No passado, muitas crianças não resistiam aos primeiros tempos de vida (no final dos anos 40 quase 100 em cada mil morriam com menos de um ano, hoje a taxa é inferior a 3 por mil), pelo que havia que pedir o baptismo o quanto antes — as que não recebessem o sacramento ficariam presas no limbo, acreditava-se. Mas mesmo hoje, para muitos, há “qualquer coisa de mágico” associado a este rito: como se protegesse do mal, de vários males, na verdade, nota o padre Amaro Gonçalo Ferreira Lopes, da paróquia da Nossa Senhora da Hora, no Porto. “O meu filho não dorme, só chora, disseram-me que se o baptizar ele fica melhor”, contava-lhe no outro dia uma mãe angustiada. Mas o baptizado “não é uma vacina a tomar quanto antes”, costuma responder o sacerdote, que é também quem recorda o episódio do casal com o bebé e o menino de nove anos.
Em 2012 foram celebrados 61.963 baptizados, menos cinco mil do que em 2011, uma quebra de 7%, segundo dados fornecidos pela Conferência Episcopal Portuguesa. É uma descida significativa, tendo em conta que um ano antes a redução tinha sido de 2,6%. Para 2013 ainda não há dados de todas as dioceses, mas naquelas que os disponibilizam online regista-se, na maior parte, nova diminuição. Acontece nas dioceses de Leiria-Fátima, Coimbra, Setúbal, Vila Real, Lamego, Viseu...

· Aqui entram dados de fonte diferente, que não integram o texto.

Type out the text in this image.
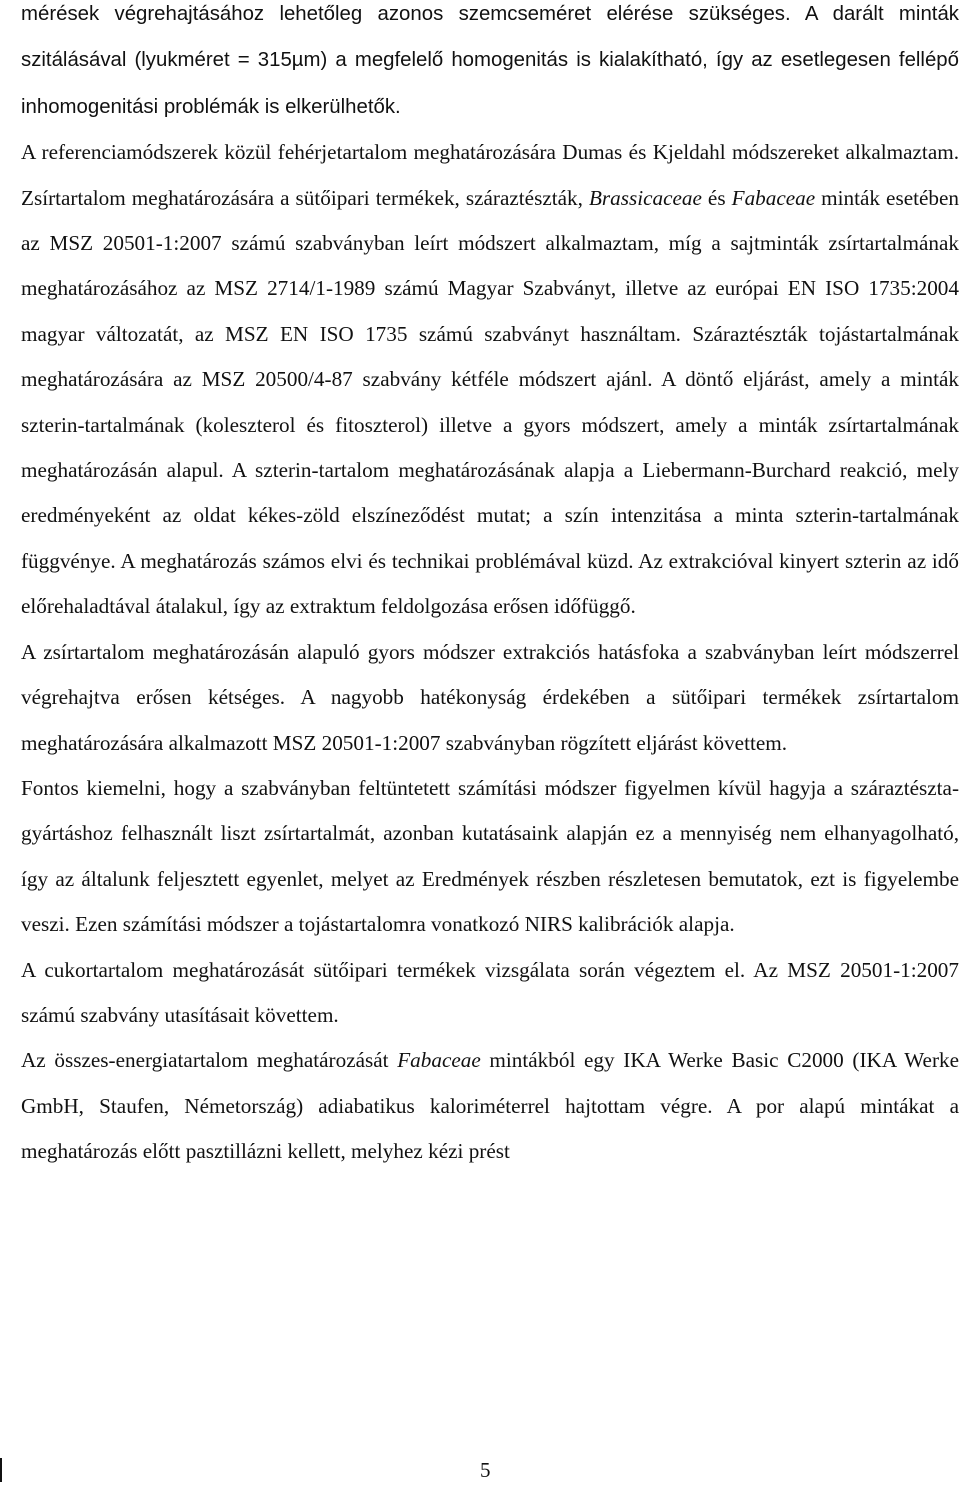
mérések végrehajtásához lehetőleg azonos szemcseméret elérése szükséges. A darált minták szitálásával (lyukméret = 315µm) a megfelelő homogenitás is kialakítható, így az esetlegesen fellépő inhomogenitási problémák is elkerülhetők.

A referenciamódszerek közül fehérjetartalom meghatározására Dumas és Kjeldahl módszereket alkalmaztam. Zsírtartalom meghatározására a sütőipari termékek, száraztészták, Brassicaceae és Fabaceae minták esetében az MSZ 20501-1:2007 számú szabványban leírt módszert alkalmaztam, míg a sajtminták zsírtartalmának meghatározásához az MSZ 2714/1-1989 számú Magyar Szabványt, illetve az európai EN ISO 1735:2004 magyar változatát, az MSZ EN ISO 1735 számú szabványt használtam. Száraztészták tojástartalmának meghatározására az MSZ 20500/4-87 szabvány kétféle módszert ajánl. A döntő eljárást, amely a minták szterin-tartalmának (koleszterol és fitoszterol) illetve a gyors módszert, amely a minták zsírtartalmának meghatározásán alapul. A szterin-tartalom meghatározásának alapja a Liebermann-Burchard reakció, mely eredményeként az oldat kékes-zöld elszíneződést mutat; a szín intenzitása a minta szterin-tartalmának függvénye. A meghatározás számos elvi és technikai problémával küzd. Az extrakcióval kinyert szterin az idő előrehaladtával átalakul, így az extraktum feldolgozása erősen időfüggő.

A zsírtartalom meghatározásán alapuló gyors módszer extrakciós hatásfoka a szabványban leírt módszerrel végrehajtva erősen kétséges. A nagyobb hatékonyság érdekében a sütőipari termékek zsírtartalom meghatározására alkalmazott MSZ 20501-1:2007 szabványban rögzített eljárást követtem.

Fontos kiemelni, hogy a szabványban feltüntetett számítási módszer figyelmen kívül hagyja a száraztészta-gyártáshoz felhasznált liszt zsírtartalmát, azonban kutatásaink alapján ez a mennyiség nem elhanyagolható, így az általunk feljesztett egyenlet, melyet az Eredmények részben részletesen bemutatok, ezt is figyelembe veszi. Ezen számítási módszer a tojástartalomra vonatkozó NIRS kalibrációk alapja.

A cukortartalom meghatározását sütőipari termékek vizsgálata során végeztem el. Az MSZ 20501-1:2007 számú szabvány utasításait követtem.

Az összes-energiatartalom meghatározását Fabaceae mintákból egy IKA Werke Basic C2000 (IKA Werke GmbH, Staufen, Németország) adiabatikus kaloriméterrel hajtottam végre. A por alapú mintákat a meghatározás előtt pasztillázni kellett, melyhez kézi prést

5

Estes dados confirmam, no essencial, a tendência registada pelo Anuário Católico de Portugal 2014, publicado há dias, com uma análise do período de 2007-2011. Num país onde, segundo a nova estimativa da Conferência Episcopal, 88,4% da população é católica, a perda de relevância dos sacramentos tem sido progressiva. De 2010 para 2011 a quebra dos casamentos católicos, por exemplo, foi superior a 15%; de 2011 para 2012 foi de 8,3% (dados da Pordata).

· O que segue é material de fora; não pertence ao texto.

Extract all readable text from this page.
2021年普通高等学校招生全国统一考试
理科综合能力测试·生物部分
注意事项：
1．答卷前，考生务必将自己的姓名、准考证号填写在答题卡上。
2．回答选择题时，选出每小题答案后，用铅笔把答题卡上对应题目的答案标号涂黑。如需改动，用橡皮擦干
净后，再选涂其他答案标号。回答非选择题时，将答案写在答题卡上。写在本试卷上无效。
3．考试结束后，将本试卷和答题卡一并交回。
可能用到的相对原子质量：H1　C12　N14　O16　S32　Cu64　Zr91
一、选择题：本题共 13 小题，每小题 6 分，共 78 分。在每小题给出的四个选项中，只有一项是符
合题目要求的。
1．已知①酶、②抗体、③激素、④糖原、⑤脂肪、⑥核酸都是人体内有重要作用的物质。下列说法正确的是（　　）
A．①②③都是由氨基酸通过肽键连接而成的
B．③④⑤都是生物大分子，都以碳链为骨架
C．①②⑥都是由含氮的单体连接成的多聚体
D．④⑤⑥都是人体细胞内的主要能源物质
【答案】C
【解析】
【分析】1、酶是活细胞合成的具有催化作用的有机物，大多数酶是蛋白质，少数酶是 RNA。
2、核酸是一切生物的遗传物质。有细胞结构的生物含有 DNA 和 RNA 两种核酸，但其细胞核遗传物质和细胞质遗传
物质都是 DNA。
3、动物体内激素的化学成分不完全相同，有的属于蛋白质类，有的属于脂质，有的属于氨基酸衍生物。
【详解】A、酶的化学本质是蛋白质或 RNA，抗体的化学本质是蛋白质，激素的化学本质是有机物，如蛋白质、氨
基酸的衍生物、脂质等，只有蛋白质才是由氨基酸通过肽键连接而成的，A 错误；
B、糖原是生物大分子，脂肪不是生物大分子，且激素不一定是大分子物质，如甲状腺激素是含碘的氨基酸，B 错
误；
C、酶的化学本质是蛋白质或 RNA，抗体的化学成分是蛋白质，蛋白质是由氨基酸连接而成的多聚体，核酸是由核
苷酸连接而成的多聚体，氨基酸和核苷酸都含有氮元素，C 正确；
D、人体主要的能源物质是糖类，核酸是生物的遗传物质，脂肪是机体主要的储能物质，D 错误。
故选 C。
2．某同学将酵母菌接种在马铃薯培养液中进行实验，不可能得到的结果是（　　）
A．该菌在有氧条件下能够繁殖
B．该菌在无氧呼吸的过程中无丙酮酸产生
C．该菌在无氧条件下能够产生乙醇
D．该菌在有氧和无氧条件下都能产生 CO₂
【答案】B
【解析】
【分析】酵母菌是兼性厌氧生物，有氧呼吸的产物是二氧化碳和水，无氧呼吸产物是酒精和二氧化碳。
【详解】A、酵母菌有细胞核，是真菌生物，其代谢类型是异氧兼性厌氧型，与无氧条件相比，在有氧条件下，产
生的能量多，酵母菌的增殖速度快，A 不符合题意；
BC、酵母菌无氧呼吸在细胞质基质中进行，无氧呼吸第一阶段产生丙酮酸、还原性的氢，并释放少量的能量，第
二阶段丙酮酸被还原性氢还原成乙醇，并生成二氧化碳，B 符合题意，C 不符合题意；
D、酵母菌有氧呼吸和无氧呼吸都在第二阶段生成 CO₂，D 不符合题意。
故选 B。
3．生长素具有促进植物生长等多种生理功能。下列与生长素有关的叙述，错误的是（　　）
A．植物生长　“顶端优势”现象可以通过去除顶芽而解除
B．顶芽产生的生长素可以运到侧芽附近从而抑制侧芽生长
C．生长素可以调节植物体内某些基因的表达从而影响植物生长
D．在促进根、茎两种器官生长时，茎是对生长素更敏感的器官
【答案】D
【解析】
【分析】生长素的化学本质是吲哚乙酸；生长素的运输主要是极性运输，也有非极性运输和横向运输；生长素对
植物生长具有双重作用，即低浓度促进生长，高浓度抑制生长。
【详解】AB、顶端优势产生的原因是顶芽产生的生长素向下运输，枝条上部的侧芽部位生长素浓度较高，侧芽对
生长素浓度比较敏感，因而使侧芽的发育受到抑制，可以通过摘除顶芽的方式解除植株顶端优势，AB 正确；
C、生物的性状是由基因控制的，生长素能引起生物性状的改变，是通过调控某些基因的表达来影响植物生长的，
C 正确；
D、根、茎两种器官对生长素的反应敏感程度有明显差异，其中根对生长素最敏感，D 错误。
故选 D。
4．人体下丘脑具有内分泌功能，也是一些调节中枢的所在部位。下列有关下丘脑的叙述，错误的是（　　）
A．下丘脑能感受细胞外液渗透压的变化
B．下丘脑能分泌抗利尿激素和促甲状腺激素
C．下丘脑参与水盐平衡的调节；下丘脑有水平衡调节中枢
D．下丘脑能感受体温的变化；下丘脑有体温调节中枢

Mas a questão dos baptizados é diferente. Não só a diminuição da sua prática é menor, como a que existe deve ser lida, também, à luz deste facto: há menos crianças a nascer — menos 4,4% entre 2010 e 2011, menos 7,2% entre 2011 e 2012. “É claro que o actual Inverno demográfico, com uma taxa de natalidade das mais baixas do planeta, tem consequências directas no número de baptismos”, nota o padre Manuel Morujão, ex-porta-voz da Conferência Episcopal.
Jogging ou missa?
É consensual que o baptizado não escapa à “crise de fé e de prática religiosa”, diz Ferreira Lopes. E é assim por diferentes razões, acrescenta Morujão — porque “os ventos do materialismo prático e do relativismo ético têm feito esquecer os valores do espírito”; porque há pais que argumentam que os filhos, quando forem adultos escolherão se querem ou não ser baptizados (e estão a aumentar os baptismos de quem tem mais de sete anos, são quase 10% do total).
“A quebra [no baptismo] não é tão significativa como aquela que se verifica na prática dominical da eucaristia, na prática habitual ou anual da Reconciliação (ou confissão) e na escolha do matrimónio católico”, diz o pároco de Nossa Senhora da Hora. “E mesmo entre casais que não casaram catolicamente, ou que se distanciaram há muito da vida celebrativa da sua comunidade cristã, o baptismo dos filhos parece e aparece como algo de essencial.”
Em suma, são muitos os que, mesmo estando arredados da prática religiosa, escolhem, como pais e padrinhos, responder às perguntas que marcam a cerimónia do baptismo: “Renunciais a Satanás, que é o autor do mal e o pai da mentira?” “Sim, renuncio!”
Porquê? Há muitas explicações. O antropólogo Alfredo Teixeira, do Centro de Estudos de Religiões e Culturas da Universidade Católica Portuguesa, coordenou em 2012 um estudo sobre identidades religiosas em Portugal e começa por dizer o seguinte: “O domingo de manhã, outrora preenchido pela reunião cultual, pode agora ser preenchido por uma prática de lazer desportivo. A disponibilidade para a peregrinação a um lugar sagrado pode agora ser orientada para a experiência da viagem.” Já outras práticas são mais difíceis de substituir.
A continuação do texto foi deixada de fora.